If the traffic in Lawrence were not bad enough on its own, the problem is also compounded during the summer months by a lovely thing called "road construction." (They have this crazy idea that they need to fix everything during summer break [although they never get it all done and it lingers on until spring], since a good portion of the University of Kansas students are gone for the summer and supposedly this makes for less traffic. I, however, am firmly convinced that only the students who don't have cars leave during the summer.)

I've already bemoaned the closing of our bridge many, many times, so I won't go there. But now I'm pretty sure that it's a conspiracy because they are slowly cutting off all my routes to work.

There are three roads on one side of town I could use to get to work. One has been closed for about a year and a half. The other was closed a month or so ago. This dumps all the traffic from three roads onto the one road remaining open and makes it generally miserable to drive on. On a normal day, you can make it down the entire stretch of road without touching the gas pedal... just let off the brake for a second, roll forward a few feet, and stop again. Just in case I didn't get the idea that I was not to drive that direction, the road leading to these three roads is now under construction. It's closed down to one lane for 3 1/4 miles (thus says the sign posted as the construction nightmare begins) and any drivers brave (dumb?) enough to embark upon this terrain must sit and wait... and wait... and wait... and wait... until the traffic from the other direction finishes their 20 mile an hour crawl from the other side.

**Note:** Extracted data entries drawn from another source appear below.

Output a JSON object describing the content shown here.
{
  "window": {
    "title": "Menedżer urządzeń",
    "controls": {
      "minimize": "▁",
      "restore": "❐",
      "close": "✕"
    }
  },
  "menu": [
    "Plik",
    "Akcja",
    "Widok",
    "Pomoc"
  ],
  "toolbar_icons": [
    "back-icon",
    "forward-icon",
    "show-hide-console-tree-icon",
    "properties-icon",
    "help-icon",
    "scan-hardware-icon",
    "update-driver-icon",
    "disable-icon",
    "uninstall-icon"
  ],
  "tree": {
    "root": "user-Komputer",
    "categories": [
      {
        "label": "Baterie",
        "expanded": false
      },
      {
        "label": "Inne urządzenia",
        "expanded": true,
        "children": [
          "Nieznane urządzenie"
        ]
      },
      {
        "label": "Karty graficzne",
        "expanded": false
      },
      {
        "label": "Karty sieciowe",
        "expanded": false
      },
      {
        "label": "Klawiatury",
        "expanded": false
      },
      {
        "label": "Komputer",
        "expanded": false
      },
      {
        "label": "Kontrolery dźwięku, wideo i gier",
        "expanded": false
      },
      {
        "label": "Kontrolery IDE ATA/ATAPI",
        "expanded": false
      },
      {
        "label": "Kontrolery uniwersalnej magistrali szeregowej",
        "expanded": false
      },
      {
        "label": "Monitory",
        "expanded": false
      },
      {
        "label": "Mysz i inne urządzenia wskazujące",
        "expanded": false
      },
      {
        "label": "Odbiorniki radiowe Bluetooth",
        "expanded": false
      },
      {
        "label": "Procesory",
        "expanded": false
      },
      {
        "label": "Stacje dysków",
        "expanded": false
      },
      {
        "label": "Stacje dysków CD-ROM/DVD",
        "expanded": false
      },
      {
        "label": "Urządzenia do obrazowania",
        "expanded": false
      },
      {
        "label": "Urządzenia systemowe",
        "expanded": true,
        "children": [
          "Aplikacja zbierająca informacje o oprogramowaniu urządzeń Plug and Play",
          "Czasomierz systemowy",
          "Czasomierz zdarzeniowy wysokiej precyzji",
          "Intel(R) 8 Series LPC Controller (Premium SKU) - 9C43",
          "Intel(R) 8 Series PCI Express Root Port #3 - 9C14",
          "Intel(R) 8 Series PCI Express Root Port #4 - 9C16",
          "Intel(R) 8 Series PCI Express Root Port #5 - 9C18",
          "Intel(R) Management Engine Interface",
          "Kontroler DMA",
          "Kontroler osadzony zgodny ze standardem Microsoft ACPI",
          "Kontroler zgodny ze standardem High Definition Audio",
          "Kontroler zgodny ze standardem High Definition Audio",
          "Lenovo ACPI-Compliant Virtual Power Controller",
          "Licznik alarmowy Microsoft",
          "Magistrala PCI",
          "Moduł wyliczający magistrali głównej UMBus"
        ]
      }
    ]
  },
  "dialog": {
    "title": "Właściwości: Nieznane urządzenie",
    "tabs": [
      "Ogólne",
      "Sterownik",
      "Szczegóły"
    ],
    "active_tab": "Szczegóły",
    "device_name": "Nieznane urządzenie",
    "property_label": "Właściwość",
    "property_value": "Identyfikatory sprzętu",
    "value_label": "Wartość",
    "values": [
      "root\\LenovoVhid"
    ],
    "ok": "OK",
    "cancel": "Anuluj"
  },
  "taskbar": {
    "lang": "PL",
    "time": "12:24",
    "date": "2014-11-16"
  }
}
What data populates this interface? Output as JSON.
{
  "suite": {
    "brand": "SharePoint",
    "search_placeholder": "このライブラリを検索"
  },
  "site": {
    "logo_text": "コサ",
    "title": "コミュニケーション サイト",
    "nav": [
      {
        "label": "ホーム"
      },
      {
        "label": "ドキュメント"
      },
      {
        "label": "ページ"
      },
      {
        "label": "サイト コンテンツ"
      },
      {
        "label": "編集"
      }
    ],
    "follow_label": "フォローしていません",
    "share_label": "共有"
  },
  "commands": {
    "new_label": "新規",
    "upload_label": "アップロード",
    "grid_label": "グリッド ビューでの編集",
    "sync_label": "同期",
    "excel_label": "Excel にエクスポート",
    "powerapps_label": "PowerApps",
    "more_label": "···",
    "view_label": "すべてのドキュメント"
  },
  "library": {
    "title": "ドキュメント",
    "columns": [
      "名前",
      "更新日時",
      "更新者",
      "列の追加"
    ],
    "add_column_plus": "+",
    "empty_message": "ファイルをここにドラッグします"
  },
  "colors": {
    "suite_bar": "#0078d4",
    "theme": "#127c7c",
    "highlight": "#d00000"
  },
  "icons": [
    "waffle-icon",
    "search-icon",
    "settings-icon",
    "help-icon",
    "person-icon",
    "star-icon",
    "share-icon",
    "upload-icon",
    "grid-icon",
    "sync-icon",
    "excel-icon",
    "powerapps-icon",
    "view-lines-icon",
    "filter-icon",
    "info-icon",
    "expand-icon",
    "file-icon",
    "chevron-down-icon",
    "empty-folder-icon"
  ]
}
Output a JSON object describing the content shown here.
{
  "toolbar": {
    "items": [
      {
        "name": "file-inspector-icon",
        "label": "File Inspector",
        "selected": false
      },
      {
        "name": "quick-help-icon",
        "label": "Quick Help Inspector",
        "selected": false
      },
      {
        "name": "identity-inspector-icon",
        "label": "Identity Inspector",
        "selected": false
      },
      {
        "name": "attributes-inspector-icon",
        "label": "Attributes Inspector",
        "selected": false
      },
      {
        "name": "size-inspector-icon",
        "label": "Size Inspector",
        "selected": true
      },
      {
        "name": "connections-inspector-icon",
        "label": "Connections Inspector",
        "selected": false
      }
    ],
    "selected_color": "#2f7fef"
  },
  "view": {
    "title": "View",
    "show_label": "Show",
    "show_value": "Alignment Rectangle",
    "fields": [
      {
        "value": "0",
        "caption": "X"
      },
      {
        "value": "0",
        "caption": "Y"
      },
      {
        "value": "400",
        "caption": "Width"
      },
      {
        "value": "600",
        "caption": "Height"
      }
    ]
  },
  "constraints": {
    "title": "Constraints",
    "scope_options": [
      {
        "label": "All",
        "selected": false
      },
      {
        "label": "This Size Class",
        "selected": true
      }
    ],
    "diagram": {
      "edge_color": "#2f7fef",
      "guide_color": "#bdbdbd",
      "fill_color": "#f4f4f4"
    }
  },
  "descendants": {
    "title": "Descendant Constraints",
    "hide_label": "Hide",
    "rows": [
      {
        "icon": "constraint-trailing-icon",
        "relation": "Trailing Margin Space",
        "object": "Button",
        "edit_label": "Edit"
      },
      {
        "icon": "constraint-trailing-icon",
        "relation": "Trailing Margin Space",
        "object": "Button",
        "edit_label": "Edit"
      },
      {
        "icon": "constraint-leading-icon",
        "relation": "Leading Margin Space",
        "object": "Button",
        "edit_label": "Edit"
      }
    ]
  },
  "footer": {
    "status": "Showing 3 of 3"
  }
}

I found an alternate route. About two weeks ago, they tore up one of the main stretches of that route, squishing all the traffic into one lane on either side and making it more miserable than normal to drive up.

So, I find yet another route. As I drove to work this morning, I came to what it always a busy intersection. Apparently, they discovered my new route to work and were therefore in the process of gleefully demolishing a good portion of the intersection.

My only construction-free path to work is now to drive all the way around the city and come in from the opposite side. Of course, if I do that, it will be under construction within the next few days.

I'm pretty sure it's a conspiracy.

Wednesday, July 18, 2007

And so it begins.

I have an addiction. Blogs. Not blogging, persay, but blogs. If I were to sit down and count how many blogs I have created during the 10ish years I've been wandering about online, I'm fairly confident that I would rapidly run out of fingers and toes.

And so, yet another blog begins. A first blog post is a funny thing. You always want it to be brilliant and witty, to draw the reader in so that they just can't wait for the next post, to set the standard high for all the posts that will follow in the days, weeks, maybe even years to come. But at the same time, do you really want to waste all that creative energy on something that quite possibly no one will ever read?

You'd think that with the number of blogs I've started, I would have figured out a perfect balance by now.